Aqui, há uma diferença que precisa ser levada em conta. O discurso antidemocrático não é, em si, necessariamente desumanizador; ao contrário do discurso de ódio, ele pode, sim, ser tolerado nos moldes propostos por Popper e Rawls. Uma sociedade democrática pode aceitar que, em seu seio, ocorra a discussão que compare regimes autoritários (ou, por exemplo, uma monarquia absolutista) e democráticos (reais ou hipotéticos), exaltando virtudes e defeitos de um e de outro; ou mesmo a defesa de mudanças constitucionais (ou seja, sem rupturas institucionais) que instituam uma modalidade de governo mais autocrática. E, aqui, a recomendação de Popper se aplica muito bem: tolera-se o discurso antidemocrático, mas ele deve ser devidamente combatido na arena das ideias por aqueles que, como esta Gazeta, estão convictos da superioridade da democracia sobre qualquer forma de autoritarismo ou “governo forte”.

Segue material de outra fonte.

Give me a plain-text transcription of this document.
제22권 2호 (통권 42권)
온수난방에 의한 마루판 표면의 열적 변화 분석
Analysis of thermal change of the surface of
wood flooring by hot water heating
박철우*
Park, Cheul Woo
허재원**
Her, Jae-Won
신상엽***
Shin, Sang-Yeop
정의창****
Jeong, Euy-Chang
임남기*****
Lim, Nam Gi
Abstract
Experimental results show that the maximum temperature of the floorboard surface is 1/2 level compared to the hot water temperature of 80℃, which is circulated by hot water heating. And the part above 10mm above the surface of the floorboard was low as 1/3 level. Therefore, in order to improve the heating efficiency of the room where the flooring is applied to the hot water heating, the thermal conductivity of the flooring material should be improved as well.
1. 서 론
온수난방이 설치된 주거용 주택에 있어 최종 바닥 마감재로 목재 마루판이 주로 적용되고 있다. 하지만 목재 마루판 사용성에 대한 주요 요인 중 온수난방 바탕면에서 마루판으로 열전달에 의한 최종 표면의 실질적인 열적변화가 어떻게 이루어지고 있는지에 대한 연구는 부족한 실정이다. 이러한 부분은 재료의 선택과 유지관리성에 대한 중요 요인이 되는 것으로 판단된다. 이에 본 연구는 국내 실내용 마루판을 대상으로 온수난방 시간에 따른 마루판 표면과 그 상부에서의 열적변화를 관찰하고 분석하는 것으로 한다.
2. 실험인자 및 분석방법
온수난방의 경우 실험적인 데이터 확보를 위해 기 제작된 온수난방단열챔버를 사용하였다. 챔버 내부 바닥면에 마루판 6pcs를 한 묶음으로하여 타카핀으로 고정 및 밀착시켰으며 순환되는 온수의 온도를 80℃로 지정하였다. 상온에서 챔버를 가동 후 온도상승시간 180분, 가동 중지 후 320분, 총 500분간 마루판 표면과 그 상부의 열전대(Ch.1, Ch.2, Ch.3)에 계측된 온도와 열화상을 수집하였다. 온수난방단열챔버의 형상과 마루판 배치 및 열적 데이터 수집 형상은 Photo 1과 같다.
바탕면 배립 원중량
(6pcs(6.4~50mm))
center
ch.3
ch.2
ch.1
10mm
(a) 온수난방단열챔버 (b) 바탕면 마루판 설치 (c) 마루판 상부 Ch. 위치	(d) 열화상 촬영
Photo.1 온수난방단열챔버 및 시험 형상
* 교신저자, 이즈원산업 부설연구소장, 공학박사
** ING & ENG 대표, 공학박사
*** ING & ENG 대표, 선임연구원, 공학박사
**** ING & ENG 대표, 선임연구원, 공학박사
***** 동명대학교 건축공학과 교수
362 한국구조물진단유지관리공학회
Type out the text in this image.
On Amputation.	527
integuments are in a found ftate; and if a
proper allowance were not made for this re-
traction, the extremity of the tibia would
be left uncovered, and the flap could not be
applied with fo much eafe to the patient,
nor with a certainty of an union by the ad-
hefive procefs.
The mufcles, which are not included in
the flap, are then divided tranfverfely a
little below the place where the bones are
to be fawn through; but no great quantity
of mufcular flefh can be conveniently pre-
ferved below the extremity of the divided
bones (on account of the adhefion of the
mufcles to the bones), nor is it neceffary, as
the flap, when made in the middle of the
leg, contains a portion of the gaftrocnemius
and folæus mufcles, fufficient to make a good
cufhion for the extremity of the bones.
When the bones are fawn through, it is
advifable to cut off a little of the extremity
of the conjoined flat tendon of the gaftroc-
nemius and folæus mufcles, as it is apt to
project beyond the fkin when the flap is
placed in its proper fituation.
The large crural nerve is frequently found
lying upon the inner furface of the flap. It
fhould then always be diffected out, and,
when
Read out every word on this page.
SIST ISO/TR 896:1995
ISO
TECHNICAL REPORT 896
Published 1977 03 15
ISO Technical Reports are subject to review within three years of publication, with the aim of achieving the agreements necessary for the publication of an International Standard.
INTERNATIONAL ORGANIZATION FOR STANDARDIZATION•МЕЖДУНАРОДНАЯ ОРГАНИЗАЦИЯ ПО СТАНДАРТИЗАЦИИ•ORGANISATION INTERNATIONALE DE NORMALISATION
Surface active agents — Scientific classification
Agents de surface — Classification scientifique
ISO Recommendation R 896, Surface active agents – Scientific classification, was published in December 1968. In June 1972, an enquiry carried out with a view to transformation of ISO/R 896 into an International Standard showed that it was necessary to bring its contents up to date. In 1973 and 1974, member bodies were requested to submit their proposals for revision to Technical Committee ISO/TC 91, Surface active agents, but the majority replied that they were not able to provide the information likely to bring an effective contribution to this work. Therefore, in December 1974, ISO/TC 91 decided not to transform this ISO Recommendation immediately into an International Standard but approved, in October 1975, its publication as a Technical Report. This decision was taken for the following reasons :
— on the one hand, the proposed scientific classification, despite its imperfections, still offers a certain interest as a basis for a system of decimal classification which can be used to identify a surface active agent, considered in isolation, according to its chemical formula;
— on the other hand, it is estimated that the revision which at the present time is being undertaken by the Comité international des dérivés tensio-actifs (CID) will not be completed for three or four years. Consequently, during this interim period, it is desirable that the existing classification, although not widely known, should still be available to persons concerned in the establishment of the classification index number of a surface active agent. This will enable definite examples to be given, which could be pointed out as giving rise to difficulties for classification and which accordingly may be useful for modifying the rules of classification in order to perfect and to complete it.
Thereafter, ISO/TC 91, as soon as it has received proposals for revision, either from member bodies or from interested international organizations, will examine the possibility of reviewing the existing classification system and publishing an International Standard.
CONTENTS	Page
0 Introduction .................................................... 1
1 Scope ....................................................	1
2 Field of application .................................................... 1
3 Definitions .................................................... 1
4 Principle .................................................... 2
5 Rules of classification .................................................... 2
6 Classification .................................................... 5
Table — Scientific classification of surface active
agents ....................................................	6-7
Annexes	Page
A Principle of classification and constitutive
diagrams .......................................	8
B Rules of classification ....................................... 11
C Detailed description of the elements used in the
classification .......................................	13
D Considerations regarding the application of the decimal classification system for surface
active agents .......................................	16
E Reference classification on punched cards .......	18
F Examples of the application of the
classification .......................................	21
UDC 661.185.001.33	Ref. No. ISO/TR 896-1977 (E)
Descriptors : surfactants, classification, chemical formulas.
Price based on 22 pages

Há, no entanto, uma exceção importante a esta regra da tolerância ao discurso antidemocrático. A defesa pura e simples de golpes de Estado pode e deve ser coibida – e acerta a legislação brasileira quando criminaliza tanto o golpe em si quanto a sua apologia, algo que já estava presente na Lei de Segurança Nacional e foi incorporado à recente lei dos crimes contra o Estado Democrático de Direito.

Existem, portanto, níveis distintos de tolerância. Enquanto o discurso antidemocrático pode ser tolerado em uma sociedade democrática, desde que não degenere na apologia do golpe de Estado, discursos que desumanizam os demais podem e devem ser coibidos. Os participantes do podcast Flow não fizeram apologia ao nazismo – pelo contrário, o condenaram; o que eles fizeram foi defender que a lei confira cidadania a discursos como o nazismo sob o manto da tolerância ou da liberdade de expressão; repudiaram tais ideologias, limitando-se a defender o direito de outros a professá-las. Esta argumentação não é (nem pode ser) crime, mas é um equívoco teórico grave, pelos motivos que acabamos de expor. É extremamente saudável que as ideias nazistas sejam também combatidas no campo da argumentação racional, como pretende Popper, mas para isso nem chega a ser necessário que elas tenham livre curso em uma sociedade. A desumanização do ser humano promovida pelo nazismo e outras ideologias, ainda que não tivesse tido nenhuma consequência prática ao longo da história, já seria justificativa suficiente para que a liberdade de expressão, aqui, não possa prevalecer sobre outros direitos fundamentais do ser humano, como o reconhecimento de sua dignidade.